Hazine ve Maliye Bakanı Lütfi Elvan, Türkiye ekonomisinin toparlanmaya başladığını söyledi. Açıkçası toparlanmayı neye göre yorumlayacağız ayrı bir tartışa konusu…
Ama en azından toparlanmaya başladığını söylemek de, ortada bir problem olduğunu sonunda kabul etmek anlamına geliyor. Çünkü Cumhurbaşkanı’nın çizdiği manzaraya bakılırsa, başka bir ülkenin ekonomisinden söz ediyoruz.
Şimdi 2020 yılının baz etkisiyle gözüken sahte toparlanması üzerinden ekonomi masalı yazmayı bir kenara bırakırsak, gerçek bir toparlanmadan bahsetmemiz için önce hesapları kapatmamız gerekiyor.

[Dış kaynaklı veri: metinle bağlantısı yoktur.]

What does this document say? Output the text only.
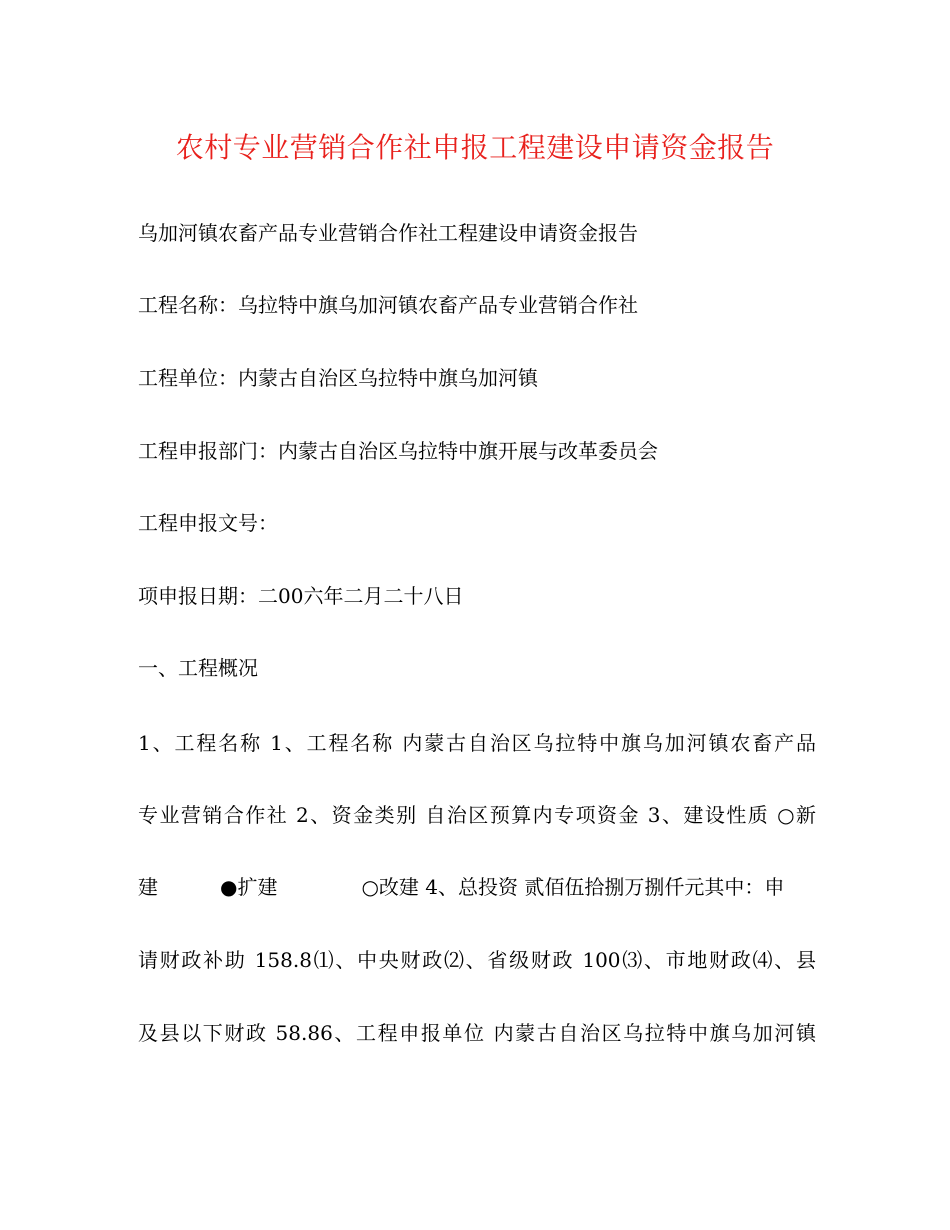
农村专业营销合作社申报工程建设申请资金报告

乌加河镇农畜产品专业营销合作社工程建设申请资金报告

工程名称：乌拉特中旗乌加河镇农畜产品专业营销合作社

工程单位：内蒙古自治区乌拉特中旗乌加河镇

工程申报部门：内蒙古自治区乌拉特中旗开展与改革委员会

工程申报文号：

项申报日期：二00六年二月二十八日

一、工程概况

1、工程名称 1、工程名称 内蒙古自治区乌拉特中旗乌加河镇农畜产品

专业营销合作社 2、资金类别 自治区预算内专项资金 3、建设性质 ○新

建	●扩建	○改建 4、总投资 贰佰伍拾捌万捌仟元其中：申

请财政补助 158.8⑴、中央财政⑵、省级财政 100⑶、市地财政⑷、县

及县以下财政 58.86、工程申报单位 内蒙古自治区乌拉特中旗乌加河镇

Pandemi sürecinde destek diye krediye batırılan reel sektörün, hele ki ihracatçı kanadının alamadığı KDV’lerden konuşalım. Madem söylendiği gibi güçlü bir ekonomi söz konusu; sıkıştığımız zaman ihracatçının rakamlarından konuşuyoruz hadi gelin şu ödenmeyen KDV’leri, hatta ödenmediği için borçlanmak zorunda kalan reel sektörü masaya yatıralım.

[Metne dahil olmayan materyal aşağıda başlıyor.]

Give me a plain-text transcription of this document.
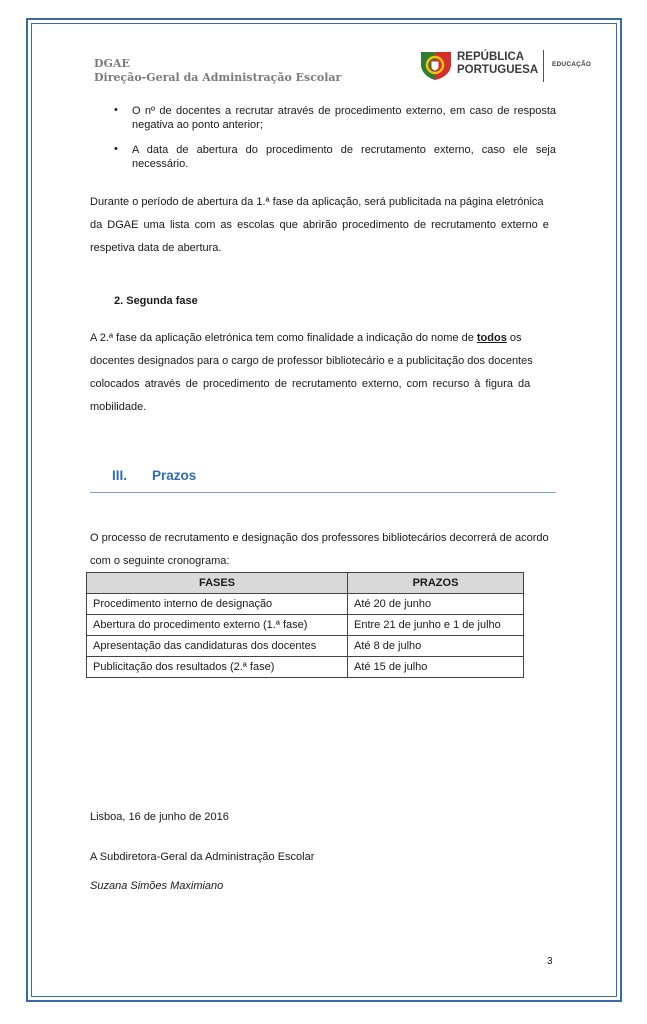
DGAE
Direção-Geral da Administração Escolar
REPÚBLICA
PORTUGUESA EDUCAÇÃO
• O nº de docentes a recrutar através de procedimento externo, em caso de resposta
negativa ao ponto anterior;
• A data de abertura do procedimento de recrutamento externo, caso ele seja
necessário.
Durante o período de abertura da 1.ª fase da aplicação, será publicitada na página eletrónica
da DGAE uma lista com as escolas que abrirão procedimento de recrutamento externo e
respetiva data de abertura.
2. Segunda fase
A 2.ª fase da aplicação eletrónica tem como finalidade a indicação do nome de todos os
docentes designados para o cargo de professor bibliotecário e a publicitação dos docentes
colocados através de procedimento de recrutamento externo, com recurso à figura da
mobilidade.
III. Prazos
O processo de recrutamento e designação dos professores bibliotecários decorrerá de acordo
com o seguinte cronograma:
FASES	PRAZOS
Procedimento interno de designação	Até 20 de junho
Abertura do procedimento externo (1.ª fase)	Entre 21 de junho e 1 de julho
Apresentação das candidaturas dos docentes	Até 8 de julho
Publicitação dos resultados (2.ª fase)	Até 15 de julho
Lisboa, 16 de junho de 2016
A Subdiretora-Geral da Administração Escolar
Suzana Simões Maximiano
3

Aslında bize de çok gerek yok. Çünkü Ankara Sanayi Odası Başkanı Nurettin Özdebir’in feryadı duymak yeterli. KDV iadelerinin bir yılı aşkın sürede dahi ödenmediğini Meclis toplantısında dile getiren ASO Başkanı, sadece bir üyenin bile 300 milyon TL’yi aşkın ihracattan kaynaklı KDV alacağı olduğunu söyledi.
Bu parayla 6 tane fabrika yapılabileceğine dikkat çekti. Üreticinin enflasyonu malûm, yüzde 45’lere dayandı. Yurtiçinde yüzde 25 yansıtılamamış maliyeti var. Yurtdışında da tahsil edemediği KDV alacağıyla, sürekli düşen birim başına gelirleri…

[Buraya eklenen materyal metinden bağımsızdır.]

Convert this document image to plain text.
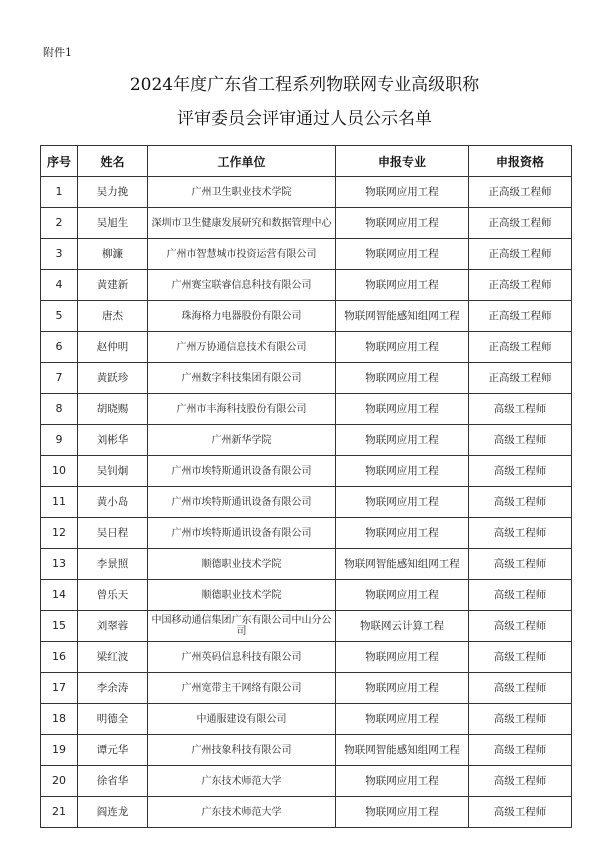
附件1
2024年度广东省工程系列物联网专业高级职称
评审委员会评审通过人员公示名单
序号	姓名	工作单位	申报专业	申报资格
1	吴力挽	广州卫生职业技术学院	物联网应用工程	正高级工程师
2	吴旭生	深圳市卫生健康发展研究和数据管理中心	物联网应用工程	正高级工程师
3	柳濂	广州市智慧城市投资运营有限公司	物联网应用工程	正高级工程师
4	黄建新	广州赛宝联睿信息科技有限公司	物联网应用工程	正高级工程师
5	唐杰	珠海格力电器股份有限公司	物联网智能感知组网工程	正高级工程师
6	赵仲明	广州万协通信息技术有限公司	物联网应用工程	正高级工程师
7	黄跃珍	广州数字科技集团有限公司	物联网应用工程	正高级工程师
8	胡晓赐	广州市丰海科技股份有限公司	物联网应用工程	高级工程师
9	刘彬华	广州新华学院	物联网应用工程	高级工程师
10	吴钊炯	广州市埃特斯通讯设备有限公司	物联网应用工程	高级工程师
11	黄小岛	广州市埃特斯通讯设备有限公司	物联网应用工程	高级工程师
12	吴日程	广州市埃特斯通讯设备有限公司	物联网应用工程	高级工程师
13	李景照	顺德职业技术学院	物联网智能感知组网工程	高级工程师
14	曾乐天	顺德职业技术学院	物联网应用工程	高级工程师
15	刘翠蓉	中国移动通信集团广东有限公司中山分公司	物联网云计算工程	高级工程师
16	梁红波	广州英码信息科技有限公司	物联网应用工程	高级工程师
17	李余涛	广州宽带主干网络有限公司	物联网应用工程	高级工程师
18	明德全	中通服建设有限公司	物联网应用工程	高级工程师
19	谭元华	广州技象科技有限公司	物联网智能感知组网工程	高级工程师
20	徐省华	广东技术师范大学	物联网应用工程	高级工程师
21	阎连龙	广东技术师范大学	物联网应用工程	高级工程师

ASO Başkanı alacak tahsilâtı yapılamadığı için üretici enflasyonu oranında paranın devlet tarafından kullanılırken, kendilerine de finansman ihtiyacı karşılansın diye yüzde 20 ile kredi sunulduğunu belirtiyor.
Bence yüzde 20 de çok iyimser bir oran. Çünkü piyasada yüzde 25’den aşağı faizle kredi bulamazsınız. Bunu firmaların bilançolarının bozulduğunu dikkate alarak okursanız, faiz maliyeti yüzde 40’ları bulur.
Zaten bir tarafta tahsil edilemeyen alacaklar, öte tarafta maliyetli finansman, tüketici fiyatının iki katından fazla artan ama yansıtılamayan maliyet tablosu ve ihracatta düşen birim fiyatlar ASO Başkanı tarafından da ‘yoksullaştıran büyüme’ diye net bir biçimde tanımlanıyor.
Peki bu fotoğraftan ne anlayacağız? Özdebir’in aktardığı sadece bir üyenin tahsil edemediği alacağı üzerinden yapamadığımız 6 fabrika… Bu tablo sadece tahsil edilemeyen KDV değil, alarm veren reel sektörün de yansıması ve çıktısı işsizlik…
O zaman baz etkisiyle yaratılmış rakamlar üzerinden hikâye yazmayı bırakıp, gerçeklere dönelim. Çünkü dönemezsek çok canımız yanacak ve iş işten geçmiş olacak.